Video
Bhuvana Sagar, MD: In lung cancer, we have immunotherapies that have been approved, and they’ve added, significantly, to the total cost of care. Chemotherapy, by itself, was running in the thousands of dollars. When you added supportive care, it added, significantly, to the cost. Targeted therapy added another layer of complexity, and so did VEGF (vascular endothelial growth factor) inhibitors.
Now, we’re in the era of immunotherapy drugs. Immunotherapy drugs have added significantly to the cost pressure, overall. And while they improve survival in a small subset of patients (maybe 20% or 25% of patients have long-term survival benefit) it would be ideal if we can identify those patients who benefit from the drug and not have to treat everybody. That would be the ideal situation (like with Herceptin [trastuzumab]). If you’re able to target patients who have HER2-positive cancers, and you benefit them, that’s great. But at this point, I don’t think we have been able to identify who clearly benefits. We know that patients who have greater than 50% PD-L1 (programmed death-ligand 1)—positive tumors benefit more than the patients who have less positive tumors. Beyond that, it has not been a clear influence on treatment decisions.
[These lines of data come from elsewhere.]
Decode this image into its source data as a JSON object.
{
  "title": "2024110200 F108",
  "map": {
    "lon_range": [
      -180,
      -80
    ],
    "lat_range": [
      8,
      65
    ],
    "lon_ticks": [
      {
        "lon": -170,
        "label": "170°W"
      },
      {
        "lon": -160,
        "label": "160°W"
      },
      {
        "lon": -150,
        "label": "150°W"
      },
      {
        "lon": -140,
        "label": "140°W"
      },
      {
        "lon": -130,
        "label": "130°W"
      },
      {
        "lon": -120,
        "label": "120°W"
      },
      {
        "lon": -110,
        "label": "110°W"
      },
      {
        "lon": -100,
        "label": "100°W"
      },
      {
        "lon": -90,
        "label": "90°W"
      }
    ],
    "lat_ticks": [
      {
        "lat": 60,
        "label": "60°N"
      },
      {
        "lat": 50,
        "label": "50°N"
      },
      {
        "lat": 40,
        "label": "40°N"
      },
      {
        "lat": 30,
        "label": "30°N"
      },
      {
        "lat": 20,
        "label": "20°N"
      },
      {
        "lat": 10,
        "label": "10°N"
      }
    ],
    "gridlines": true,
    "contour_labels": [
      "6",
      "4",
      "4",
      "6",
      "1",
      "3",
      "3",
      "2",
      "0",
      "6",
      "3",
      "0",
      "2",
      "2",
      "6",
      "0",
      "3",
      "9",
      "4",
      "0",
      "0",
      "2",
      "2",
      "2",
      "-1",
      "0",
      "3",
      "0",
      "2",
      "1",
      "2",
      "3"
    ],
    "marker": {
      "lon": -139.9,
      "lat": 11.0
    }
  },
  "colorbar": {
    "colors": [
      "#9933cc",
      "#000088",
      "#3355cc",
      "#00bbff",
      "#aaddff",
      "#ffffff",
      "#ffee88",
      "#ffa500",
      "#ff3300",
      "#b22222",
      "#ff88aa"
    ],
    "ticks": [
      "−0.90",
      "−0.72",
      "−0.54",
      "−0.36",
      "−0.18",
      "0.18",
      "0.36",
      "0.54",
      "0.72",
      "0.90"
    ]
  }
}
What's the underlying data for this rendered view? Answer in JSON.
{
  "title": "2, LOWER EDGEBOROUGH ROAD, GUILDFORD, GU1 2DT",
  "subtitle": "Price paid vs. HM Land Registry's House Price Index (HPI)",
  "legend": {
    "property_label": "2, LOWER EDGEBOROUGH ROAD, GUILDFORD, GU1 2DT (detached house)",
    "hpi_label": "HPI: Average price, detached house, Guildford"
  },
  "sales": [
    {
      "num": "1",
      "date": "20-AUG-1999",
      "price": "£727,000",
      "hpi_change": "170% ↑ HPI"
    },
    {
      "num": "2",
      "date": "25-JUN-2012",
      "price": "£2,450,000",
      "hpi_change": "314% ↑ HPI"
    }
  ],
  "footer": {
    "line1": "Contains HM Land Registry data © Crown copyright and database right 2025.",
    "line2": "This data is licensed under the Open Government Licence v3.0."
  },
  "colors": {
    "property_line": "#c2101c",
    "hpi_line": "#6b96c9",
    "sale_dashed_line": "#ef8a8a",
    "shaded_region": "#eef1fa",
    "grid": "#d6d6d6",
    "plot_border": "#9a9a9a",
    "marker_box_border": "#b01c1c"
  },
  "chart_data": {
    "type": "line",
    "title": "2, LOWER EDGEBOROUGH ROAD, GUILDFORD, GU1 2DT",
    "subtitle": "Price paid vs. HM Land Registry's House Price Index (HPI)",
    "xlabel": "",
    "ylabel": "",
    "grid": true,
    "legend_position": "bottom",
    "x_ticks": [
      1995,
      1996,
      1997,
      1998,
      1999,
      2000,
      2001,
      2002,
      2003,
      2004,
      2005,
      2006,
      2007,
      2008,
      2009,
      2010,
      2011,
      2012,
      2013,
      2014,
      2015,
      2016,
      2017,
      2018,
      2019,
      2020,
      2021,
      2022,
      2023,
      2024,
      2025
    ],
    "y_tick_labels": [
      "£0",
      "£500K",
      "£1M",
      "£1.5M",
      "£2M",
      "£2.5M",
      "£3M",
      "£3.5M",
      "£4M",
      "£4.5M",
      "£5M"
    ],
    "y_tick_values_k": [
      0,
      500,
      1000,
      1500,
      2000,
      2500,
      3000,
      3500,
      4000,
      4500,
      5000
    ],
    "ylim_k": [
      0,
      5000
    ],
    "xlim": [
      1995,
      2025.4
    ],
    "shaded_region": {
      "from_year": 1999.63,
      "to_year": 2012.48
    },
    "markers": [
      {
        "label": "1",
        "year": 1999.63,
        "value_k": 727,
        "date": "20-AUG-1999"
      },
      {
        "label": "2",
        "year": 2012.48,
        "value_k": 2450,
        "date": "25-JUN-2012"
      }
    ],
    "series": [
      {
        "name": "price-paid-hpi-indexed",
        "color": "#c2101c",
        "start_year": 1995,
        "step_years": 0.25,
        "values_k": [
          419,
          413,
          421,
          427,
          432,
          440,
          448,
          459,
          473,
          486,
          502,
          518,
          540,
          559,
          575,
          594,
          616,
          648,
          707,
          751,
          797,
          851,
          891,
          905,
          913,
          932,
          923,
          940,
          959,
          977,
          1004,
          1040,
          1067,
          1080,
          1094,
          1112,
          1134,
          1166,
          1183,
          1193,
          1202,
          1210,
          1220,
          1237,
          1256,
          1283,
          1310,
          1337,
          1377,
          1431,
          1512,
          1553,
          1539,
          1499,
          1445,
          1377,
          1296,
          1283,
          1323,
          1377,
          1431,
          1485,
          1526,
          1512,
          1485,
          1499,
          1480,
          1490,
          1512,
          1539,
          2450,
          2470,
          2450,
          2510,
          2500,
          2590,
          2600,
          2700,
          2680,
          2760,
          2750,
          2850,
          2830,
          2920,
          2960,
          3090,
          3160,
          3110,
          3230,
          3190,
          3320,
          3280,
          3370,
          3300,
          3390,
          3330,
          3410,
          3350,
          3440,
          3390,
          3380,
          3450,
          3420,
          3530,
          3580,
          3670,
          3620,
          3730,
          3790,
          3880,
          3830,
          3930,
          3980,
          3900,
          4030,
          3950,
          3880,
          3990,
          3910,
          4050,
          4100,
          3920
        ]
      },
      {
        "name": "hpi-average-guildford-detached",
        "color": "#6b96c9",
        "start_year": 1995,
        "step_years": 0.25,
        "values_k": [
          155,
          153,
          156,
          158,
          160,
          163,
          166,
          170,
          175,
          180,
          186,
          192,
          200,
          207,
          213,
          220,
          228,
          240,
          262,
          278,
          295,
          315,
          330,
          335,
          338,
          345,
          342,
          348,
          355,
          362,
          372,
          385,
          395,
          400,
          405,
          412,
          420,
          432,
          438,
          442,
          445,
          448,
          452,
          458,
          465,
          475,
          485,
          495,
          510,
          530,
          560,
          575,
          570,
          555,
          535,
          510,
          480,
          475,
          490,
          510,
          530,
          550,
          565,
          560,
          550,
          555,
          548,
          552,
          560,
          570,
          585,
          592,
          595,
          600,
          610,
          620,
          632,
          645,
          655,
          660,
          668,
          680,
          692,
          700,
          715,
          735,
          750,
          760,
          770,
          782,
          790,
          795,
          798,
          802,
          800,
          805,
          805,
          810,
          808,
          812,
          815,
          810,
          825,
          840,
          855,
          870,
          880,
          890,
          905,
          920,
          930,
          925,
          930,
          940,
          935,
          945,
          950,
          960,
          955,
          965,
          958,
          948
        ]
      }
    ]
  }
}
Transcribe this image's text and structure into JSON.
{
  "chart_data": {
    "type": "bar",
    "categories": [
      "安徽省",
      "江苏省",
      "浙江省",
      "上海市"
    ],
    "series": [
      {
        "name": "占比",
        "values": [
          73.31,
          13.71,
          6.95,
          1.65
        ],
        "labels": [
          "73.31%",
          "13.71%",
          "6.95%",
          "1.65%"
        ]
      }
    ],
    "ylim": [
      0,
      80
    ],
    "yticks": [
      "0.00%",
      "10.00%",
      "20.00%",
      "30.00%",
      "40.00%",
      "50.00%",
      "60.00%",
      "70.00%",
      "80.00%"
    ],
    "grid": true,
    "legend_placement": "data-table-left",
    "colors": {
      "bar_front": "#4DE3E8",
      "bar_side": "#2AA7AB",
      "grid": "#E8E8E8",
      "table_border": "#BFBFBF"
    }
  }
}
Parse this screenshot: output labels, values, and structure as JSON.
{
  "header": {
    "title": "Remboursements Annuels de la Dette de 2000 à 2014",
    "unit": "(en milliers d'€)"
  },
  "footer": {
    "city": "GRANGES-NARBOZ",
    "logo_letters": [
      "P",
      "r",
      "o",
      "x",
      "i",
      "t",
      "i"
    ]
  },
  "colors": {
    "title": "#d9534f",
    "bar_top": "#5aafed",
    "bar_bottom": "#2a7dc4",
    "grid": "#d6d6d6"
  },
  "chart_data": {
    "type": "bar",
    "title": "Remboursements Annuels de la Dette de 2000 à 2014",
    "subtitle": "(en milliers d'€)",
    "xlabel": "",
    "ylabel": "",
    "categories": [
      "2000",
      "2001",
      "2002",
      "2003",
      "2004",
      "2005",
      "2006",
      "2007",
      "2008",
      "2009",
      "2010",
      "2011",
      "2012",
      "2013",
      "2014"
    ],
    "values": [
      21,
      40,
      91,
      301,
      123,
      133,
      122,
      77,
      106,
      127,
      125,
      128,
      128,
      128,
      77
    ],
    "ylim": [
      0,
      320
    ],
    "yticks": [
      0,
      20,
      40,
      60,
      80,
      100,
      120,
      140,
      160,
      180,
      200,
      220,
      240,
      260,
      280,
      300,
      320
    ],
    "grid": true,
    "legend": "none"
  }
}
At this time, we are not making coverage determinations based on cost only. We are making coverage decisions based on clinical trial evidence and if there is benefit to doing the therapy. So, we don’t deny a drug just because it is expensive or cover a drug just because it is cheap (at this point). We would like to drive affordability, if there are 2 different drug regimens and they both offer similar survival benefit, ideally. There should be a reason as to why we are not choosing the more affordable regimen. But at this time, we do not make coverage decisions based on only cost.